The next step is to find the length of the cycle. In each iteration of a second loop advance p1 by one node until again points to x. The number of iterations is the length of the cycle. Let k be the length of the cycle.

Now initialize p1 and p2 to the start of the list. Advance p2 by k nodes. In a loop advance p1 and p2 by one node in each iteration; escape from the loop when p1 and p2 point to the same node. Call the node y. Then y is the entry point into the list cycle.

If it is not known whether the lists are terminated by a cycle or by a null node, we can add a test in the first loop to see if p2 detects a null node.

III. An algorithm based on cycle detection

When there is a terminating cycle there are three possibilities – (a) A and B merge before they reach the cycle, (b) they merge at a common entry point, or (c) they enter at different points in the cycle. To distinguish these cases we need to find the entry points for A and B. If the entry points are the same treat the common entry point as a list terminator and apply the simple algorithm in part I. If they differ we have case (c) – either entry point is a legitimate answer.

If the two lists are null terminated the cycle detection algorithm will discover the fact; the basic algorithm of part I can be used.

In case (c) a complete implementation checks that the two lists actually share a common cycle. Clearly they don’t if the two cycle lengths are different. If they are the same commonality can be done by checking that the entry point of A can be reached from the entry point of B.

This algorithm is O(n) but it is cumbersome and relatively expensive. However,properly implemented, it is safe against cycles and against failure to merge.

IV. A method that doesn’t require finding the terminator

The basic algorithm doesn’t actually require knowing the list length; what it needs is the distance between two nodes that match. Call that distance m. It turns out that m can be found without searching to the ends of the lists.

To see how that this works let us first suppose that we know a bound M for m, and that A is the longer list. We compare the first element of B with the first M elements of A. If we find a match we’ve found m (and the merge point.) If no match is found we go to node M+1 in B and check it against nodes M+1 through 2*M in A; we keep advancing by M nodes until a match is found. A match will be found when the merge point is passed. The difference in positions of the match in A and B yields m.

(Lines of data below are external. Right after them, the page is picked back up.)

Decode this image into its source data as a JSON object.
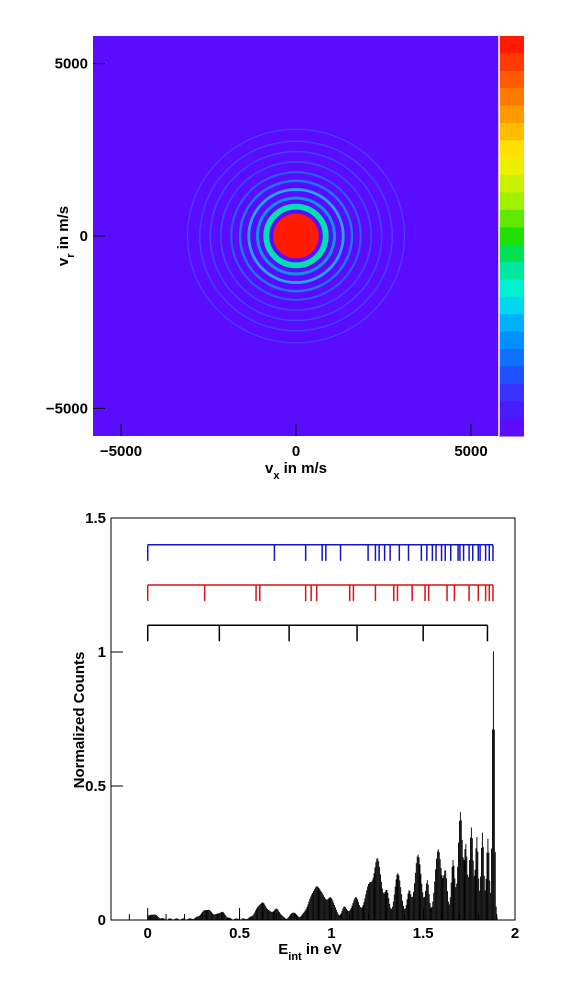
{
  "chart_data": [
    {
      "type": "heatmap",
      "xlabel": "v_x in m/s",
      "ylabel": "v_r in m/s",
      "xlim": [
        -5800,
        5800
      ],
      "ylim": [
        -5800,
        5800
      ],
      "xticks": [
        -5000,
        0,
        5000
      ],
      "yticks": [
        5000,
        0,
        -5000
      ],
      "x_tick_labels": [
        "−5000",
        "0",
        "5000"
      ],
      "y_tick_labels": [
        "5000",
        "0",
        "−5000"
      ],
      "background_color": "#5a0cff",
      "center_disk": {
        "radius": 650,
        "color": "#ff1a00"
      },
      "rings": [
        {
          "radius": 850,
          "color": "#00e0b0",
          "width": 170
        },
        {
          "radius": 1100,
          "color": "#1090e0",
          "width": 90
        },
        {
          "radius": 1350,
          "color": "#20a8ff",
          "width": 80
        },
        {
          "radius": 1600,
          "color": "#1a78e8",
          "width": 70
        },
        {
          "radius": 1850,
          "color": "#2a5cf0",
          "width": 60
        },
        {
          "radius": 2150,
          "color": "#3a48f5",
          "width": 50
        },
        {
          "radius": 2450,
          "color": "#3e46f8",
          "width": 45
        },
        {
          "radius": 2750,
          "color": "#4642f8",
          "width": 40
        },
        {
          "radius": 3100,
          "color": "#4a40fa",
          "width": 35
        }
      ],
      "colorbar": [
        "#ff1a00",
        "#ff3a00",
        "#ff5a00",
        "#ff7a00",
        "#ff9a00",
        "#ffbc00",
        "#ffe000",
        "#ecf000",
        "#c8f000",
        "#a0f000",
        "#60e800",
        "#20e000",
        "#00e050",
        "#00e8a0",
        "#00f0d0",
        "#00d8f0",
        "#00b0ff",
        "#0090ff",
        "#1070ff",
        "#2050ff",
        "#3a30ff",
        "#4a1aff",
        "#5a0cff"
      ]
    },
    {
      "type": "bar",
      "xlabel": "E_int in eV",
      "ylabel": "Normalized Counts",
      "xlim": [
        -0.2,
        2.0
      ],
      "ylim": [
        0,
        1.5
      ],
      "xticks": [
        0,
        0.5,
        1,
        1.5,
        2
      ],
      "yticks": [
        0,
        0.5,
        1,
        1.5
      ],
      "x_tick_labels": [
        "0",
        "0.5",
        "1",
        "1.5",
        "2"
      ],
      "y_tick_labels": [
        "0",
        "0.5",
        "1",
        "1.5"
      ],
      "peaks": [
        {
          "center": 0.02,
          "height": 0.02,
          "width": 0.025
        },
        {
          "center": 0.32,
          "height": 0.035,
          "width": 0.03
        },
        {
          "center": 0.4,
          "height": 0.025,
          "width": 0.02
        },
        {
          "center": 0.62,
          "height": 0.06,
          "width": 0.03
        },
        {
          "center": 0.7,
          "height": 0.035,
          "width": 0.02
        },
        {
          "center": 0.79,
          "height": 0.025,
          "width": 0.015
        },
        {
          "center": 0.92,
          "height": 0.12,
          "width": 0.04
        },
        {
          "center": 1.0,
          "height": 0.06,
          "width": 0.02
        },
        {
          "center": 1.07,
          "height": 0.045,
          "width": 0.015
        },
        {
          "center": 1.13,
          "height": 0.08,
          "width": 0.02
        },
        {
          "center": 1.2,
          "height": 0.12,
          "width": 0.02
        },
        {
          "center": 1.25,
          "height": 0.22,
          "width": 0.02
        },
        {
          "center": 1.3,
          "height": 0.1,
          "width": 0.012
        },
        {
          "center": 1.36,
          "height": 0.17,
          "width": 0.018
        },
        {
          "center": 1.42,
          "height": 0.1,
          "width": 0.012
        },
        {
          "center": 1.47,
          "height": 0.24,
          "width": 0.018
        },
        {
          "center": 1.52,
          "height": 0.14,
          "width": 0.01
        },
        {
          "center": 1.58,
          "height": 0.26,
          "width": 0.018
        },
        {
          "center": 1.62,
          "height": 0.16,
          "width": 0.01
        },
        {
          "center": 1.66,
          "height": 0.22,
          "width": 0.01
        },
        {
          "center": 1.7,
          "height": 0.4,
          "width": 0.012
        },
        {
          "center": 1.73,
          "height": 0.26,
          "width": 0.008
        },
        {
          "center": 1.76,
          "height": 0.34,
          "width": 0.01
        },
        {
          "center": 1.79,
          "height": 0.3,
          "width": 0.008
        },
        {
          "center": 1.82,
          "height": 0.32,
          "width": 0.008
        },
        {
          "center": 1.85,
          "height": 0.3,
          "width": 0.008
        },
        {
          "center": 1.88,
          "height": 1.0,
          "width": 0.006
        }
      ],
      "markers": [
        {
          "color": "#1414c8",
          "level": 1.4,
          "tick_height": 0.06,
          "positions": [
            0.0,
            0.69,
            0.86,
            0.95,
            0.97,
            1.05,
            1.2,
            1.24,
            1.26,
            1.29,
            1.32,
            1.37,
            1.42,
            1.49,
            1.52,
            1.55,
            1.57,
            1.6,
            1.62,
            1.65,
            1.69,
            1.7,
            1.72,
            1.75,
            1.77,
            1.8,
            1.81,
            1.84,
            1.86,
            1.88
          ]
        },
        {
          "color": "#d81414",
          "level": 1.25,
          "tick_height": 0.06,
          "positions": [
            0.0,
            0.31,
            0.59,
            0.61,
            0.86,
            0.89,
            0.92,
            1.1,
            1.12,
            1.24,
            1.34,
            1.36,
            1.44,
            1.51,
            1.53,
            1.63,
            1.67,
            1.75,
            1.8,
            1.84,
            1.86,
            1.88
          ]
        },
        {
          "color": "#000000",
          "level": 1.1,
          "tick_height": 0.06,
          "positions": [
            0.0,
            0.39,
            0.77,
            1.14,
            1.5,
            1.85
          ]
        }
      ]
    }
  ]
}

Unfortunately we don’t have a bound M for m nor do we know which list is longer. However we can use M=1 in the first iteration, M=2 in the second iteration, and so on. We solve the problem of not knowing which list is longer by alternating which list is the lead list. With a bit of bookkeeping we get the following algorithm:

Traverse A by one step. Traverse B by three steps, checking to see if it there is a match with the last element read from A. Traverse A by five more steps, checking for a match with the last element read from B. Continue, alternating lists and increasing the steps by two each time. When a match is found this way we know the difference of distances to the merge point, m. This gives us an O(m^2 +D) method where D is the common distance to the merge point.

If the lists are null terminated it is possible that one of the lists is exhausted before the a match is found. In that case we revert to algorithm I. If the lists are terminated by a common cycle algorithm IV will find one of the entry points. Algorithm IV will fail if the two lists are disjoint and are terminated by separate cycles.

Final remarks

This problem is more a puzzle than a serious programming problem. A ‘correct’ solution depends on the objective and upon context. If the lists are known to be null terminated algorithm III is not needed. In principle algorithm IV is more efficient than algorithm I; however it is more complex and in practice simplicity may trump computational efficiency. If the lists are known to be cycle terminated algorithm I will fail. Algorithm III is guaranteed to work but is cumbersome; algorithm IV will be considerably more efficient, but will fail if the lists are disjoint.

Considered as a puzzle, algorithm I is the ‘correct’ solution. It is simple and elegant.

This page was last updated February 1, 2008.